Friday August 20, 2010

Emily

Today I PCR purified malE and malE31. I then set up a digest of these, plus the psB1AK3 with a combination of enzymes: both EcoRI/SpeI and XbaI/PstI. This is to try to get the linearized PCR product into the AK BBK Construction plasmid. I then transformed these into TOP10 cells and plated them on AK plates. Today we also had a meeting in order to finalize some details for the iGEM class as well as for our presentation at aGEM.


Himika

Today I miniprepped pSB2K3, MalE31 circuits. I also constructed MalE31 circuits with the CpxR circuits. This circuit is important in order to induce the MalE31 circuit using arabinose and also characterization of the CpxR promoter. I also transformed MalE31 circuit in CpxR competent top 10 cells.

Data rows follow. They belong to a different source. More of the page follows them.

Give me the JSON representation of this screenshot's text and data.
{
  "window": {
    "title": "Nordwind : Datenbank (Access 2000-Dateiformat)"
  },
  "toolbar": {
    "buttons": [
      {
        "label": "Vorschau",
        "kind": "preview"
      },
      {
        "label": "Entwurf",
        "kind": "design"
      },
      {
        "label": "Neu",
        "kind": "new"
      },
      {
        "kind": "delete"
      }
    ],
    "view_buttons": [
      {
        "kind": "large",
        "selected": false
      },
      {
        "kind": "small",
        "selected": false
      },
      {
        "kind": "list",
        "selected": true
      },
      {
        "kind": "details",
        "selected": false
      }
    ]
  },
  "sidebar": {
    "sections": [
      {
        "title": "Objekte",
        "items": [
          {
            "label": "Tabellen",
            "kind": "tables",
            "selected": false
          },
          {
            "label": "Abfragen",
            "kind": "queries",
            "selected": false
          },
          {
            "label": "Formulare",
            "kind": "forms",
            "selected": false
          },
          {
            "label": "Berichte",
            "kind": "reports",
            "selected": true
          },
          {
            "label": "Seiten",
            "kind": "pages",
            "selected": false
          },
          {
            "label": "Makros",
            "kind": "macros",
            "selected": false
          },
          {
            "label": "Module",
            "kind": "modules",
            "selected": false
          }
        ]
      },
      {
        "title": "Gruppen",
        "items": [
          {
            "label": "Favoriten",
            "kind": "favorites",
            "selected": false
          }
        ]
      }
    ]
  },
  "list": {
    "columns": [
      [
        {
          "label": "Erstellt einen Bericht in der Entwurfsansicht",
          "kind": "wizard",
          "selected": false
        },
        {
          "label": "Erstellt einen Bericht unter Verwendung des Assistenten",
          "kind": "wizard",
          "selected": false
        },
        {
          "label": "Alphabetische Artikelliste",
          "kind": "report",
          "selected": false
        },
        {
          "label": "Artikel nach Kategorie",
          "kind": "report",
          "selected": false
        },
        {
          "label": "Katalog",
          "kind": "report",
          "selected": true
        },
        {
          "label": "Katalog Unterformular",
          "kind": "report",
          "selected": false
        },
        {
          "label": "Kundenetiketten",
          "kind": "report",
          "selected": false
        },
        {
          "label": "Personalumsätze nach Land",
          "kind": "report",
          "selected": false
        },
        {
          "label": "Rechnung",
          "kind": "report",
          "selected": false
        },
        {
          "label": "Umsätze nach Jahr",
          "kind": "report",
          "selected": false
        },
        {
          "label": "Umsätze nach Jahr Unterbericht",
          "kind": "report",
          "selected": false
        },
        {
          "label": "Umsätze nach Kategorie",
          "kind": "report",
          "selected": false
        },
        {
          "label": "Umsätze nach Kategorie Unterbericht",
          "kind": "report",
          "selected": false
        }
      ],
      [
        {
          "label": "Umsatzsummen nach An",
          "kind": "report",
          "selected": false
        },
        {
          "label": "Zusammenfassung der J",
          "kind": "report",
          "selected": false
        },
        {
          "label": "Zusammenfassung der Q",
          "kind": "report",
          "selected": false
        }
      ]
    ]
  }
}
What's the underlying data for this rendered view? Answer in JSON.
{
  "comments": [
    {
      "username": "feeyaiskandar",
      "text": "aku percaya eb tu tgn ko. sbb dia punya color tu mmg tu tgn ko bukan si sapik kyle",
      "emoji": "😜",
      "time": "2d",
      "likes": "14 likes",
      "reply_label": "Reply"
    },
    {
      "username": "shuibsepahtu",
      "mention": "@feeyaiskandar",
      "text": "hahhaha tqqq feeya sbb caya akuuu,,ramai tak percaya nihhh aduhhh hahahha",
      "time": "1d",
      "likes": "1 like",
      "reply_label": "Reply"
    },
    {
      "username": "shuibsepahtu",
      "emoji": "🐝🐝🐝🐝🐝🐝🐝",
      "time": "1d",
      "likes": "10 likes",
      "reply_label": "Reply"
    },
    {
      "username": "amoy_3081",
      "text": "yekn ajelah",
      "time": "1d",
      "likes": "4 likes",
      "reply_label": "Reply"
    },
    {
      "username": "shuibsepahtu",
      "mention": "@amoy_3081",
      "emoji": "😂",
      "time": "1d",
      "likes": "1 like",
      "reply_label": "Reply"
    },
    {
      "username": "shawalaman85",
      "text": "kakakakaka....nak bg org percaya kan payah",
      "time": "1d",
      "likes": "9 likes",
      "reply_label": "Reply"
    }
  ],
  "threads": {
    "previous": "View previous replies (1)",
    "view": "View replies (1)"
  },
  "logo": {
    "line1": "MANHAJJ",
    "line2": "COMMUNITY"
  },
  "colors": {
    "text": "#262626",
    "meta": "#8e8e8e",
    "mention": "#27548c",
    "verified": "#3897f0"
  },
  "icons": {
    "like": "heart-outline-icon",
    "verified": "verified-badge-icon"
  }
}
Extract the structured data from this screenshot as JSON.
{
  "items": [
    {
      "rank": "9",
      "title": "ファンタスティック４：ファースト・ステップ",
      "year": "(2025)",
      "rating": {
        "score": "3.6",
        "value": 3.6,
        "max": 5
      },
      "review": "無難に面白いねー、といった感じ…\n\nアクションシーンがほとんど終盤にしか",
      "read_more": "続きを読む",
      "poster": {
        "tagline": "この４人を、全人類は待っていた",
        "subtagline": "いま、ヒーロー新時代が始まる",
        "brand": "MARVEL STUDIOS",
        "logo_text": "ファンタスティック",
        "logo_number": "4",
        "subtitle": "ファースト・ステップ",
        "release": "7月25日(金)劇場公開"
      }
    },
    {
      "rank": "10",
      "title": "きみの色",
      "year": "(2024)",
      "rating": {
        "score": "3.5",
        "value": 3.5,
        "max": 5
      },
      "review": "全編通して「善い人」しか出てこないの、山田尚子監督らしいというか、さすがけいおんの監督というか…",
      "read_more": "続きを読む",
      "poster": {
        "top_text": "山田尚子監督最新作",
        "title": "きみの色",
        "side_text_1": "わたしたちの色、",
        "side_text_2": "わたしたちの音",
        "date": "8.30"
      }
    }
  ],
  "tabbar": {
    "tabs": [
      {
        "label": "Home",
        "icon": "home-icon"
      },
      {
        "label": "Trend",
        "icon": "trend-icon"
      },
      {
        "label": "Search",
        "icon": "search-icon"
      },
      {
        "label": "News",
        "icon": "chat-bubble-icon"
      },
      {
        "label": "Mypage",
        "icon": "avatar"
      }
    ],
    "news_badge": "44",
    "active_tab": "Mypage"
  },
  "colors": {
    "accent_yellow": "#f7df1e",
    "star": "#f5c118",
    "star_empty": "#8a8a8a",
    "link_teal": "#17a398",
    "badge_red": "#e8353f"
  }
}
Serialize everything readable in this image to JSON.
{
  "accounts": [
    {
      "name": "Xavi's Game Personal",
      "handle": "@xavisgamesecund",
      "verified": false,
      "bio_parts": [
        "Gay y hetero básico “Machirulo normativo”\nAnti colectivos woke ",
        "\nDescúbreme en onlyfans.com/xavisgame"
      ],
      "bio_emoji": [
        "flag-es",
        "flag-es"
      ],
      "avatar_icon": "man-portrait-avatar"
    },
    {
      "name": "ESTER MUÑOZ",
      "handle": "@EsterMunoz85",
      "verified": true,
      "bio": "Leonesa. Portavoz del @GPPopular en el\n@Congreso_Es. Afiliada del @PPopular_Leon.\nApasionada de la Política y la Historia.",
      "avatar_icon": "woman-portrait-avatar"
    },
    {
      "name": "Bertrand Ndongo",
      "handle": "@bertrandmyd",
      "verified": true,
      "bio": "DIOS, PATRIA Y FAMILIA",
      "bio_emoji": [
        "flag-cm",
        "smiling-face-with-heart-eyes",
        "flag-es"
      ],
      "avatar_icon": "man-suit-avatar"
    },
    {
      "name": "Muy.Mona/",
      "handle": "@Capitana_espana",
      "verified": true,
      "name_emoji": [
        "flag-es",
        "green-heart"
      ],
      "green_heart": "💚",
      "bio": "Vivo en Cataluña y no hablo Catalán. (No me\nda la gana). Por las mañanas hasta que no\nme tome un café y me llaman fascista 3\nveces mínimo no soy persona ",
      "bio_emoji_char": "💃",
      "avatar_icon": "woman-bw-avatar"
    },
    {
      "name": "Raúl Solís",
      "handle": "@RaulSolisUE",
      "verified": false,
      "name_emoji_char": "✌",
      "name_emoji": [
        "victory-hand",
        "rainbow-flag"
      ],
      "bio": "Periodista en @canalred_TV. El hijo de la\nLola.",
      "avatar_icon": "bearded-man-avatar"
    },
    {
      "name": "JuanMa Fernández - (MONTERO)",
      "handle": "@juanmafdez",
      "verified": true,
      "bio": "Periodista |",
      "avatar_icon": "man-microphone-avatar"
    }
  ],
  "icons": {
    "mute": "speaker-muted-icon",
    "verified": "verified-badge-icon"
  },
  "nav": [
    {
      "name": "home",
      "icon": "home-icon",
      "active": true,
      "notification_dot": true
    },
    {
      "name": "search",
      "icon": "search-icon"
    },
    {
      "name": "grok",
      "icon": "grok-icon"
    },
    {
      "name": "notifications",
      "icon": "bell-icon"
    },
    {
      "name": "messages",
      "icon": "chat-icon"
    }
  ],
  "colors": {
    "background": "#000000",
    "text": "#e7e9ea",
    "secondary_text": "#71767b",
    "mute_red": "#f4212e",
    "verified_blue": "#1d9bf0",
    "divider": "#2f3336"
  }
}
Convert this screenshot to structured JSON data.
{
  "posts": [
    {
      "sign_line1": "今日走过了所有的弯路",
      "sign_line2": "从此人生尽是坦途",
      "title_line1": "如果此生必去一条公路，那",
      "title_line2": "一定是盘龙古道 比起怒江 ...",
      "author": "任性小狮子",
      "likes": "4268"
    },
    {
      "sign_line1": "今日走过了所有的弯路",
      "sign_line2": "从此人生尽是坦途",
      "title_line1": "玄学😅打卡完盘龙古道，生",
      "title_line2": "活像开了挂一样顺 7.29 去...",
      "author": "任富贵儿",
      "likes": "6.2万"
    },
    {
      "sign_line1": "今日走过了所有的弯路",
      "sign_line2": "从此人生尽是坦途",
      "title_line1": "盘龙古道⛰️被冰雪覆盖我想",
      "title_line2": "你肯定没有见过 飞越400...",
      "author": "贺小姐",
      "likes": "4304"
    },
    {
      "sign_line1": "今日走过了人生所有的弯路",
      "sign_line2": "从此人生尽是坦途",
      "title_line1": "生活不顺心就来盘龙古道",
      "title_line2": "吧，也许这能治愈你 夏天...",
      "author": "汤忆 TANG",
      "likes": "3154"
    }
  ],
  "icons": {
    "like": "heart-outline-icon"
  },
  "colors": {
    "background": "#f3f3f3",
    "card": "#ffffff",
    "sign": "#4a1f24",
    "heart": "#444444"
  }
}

This will be used as an alternate way of testing and characterization of the CpxR system. I also did further research into the relationship of pH and hydropathy in inclusion body formation. We also had a meeting in order to figure out the course content for iGEM.


Chris

Today, I continued contacting companies about getting sponsorship for our team. We have now made contact with most of who we expect to be as our main sponsors. We also had a meeting where we updated our professors Dr. Logan and Dr. Schryvers about how our project has been progressing as w ell as finalizing the details for the iGEM class.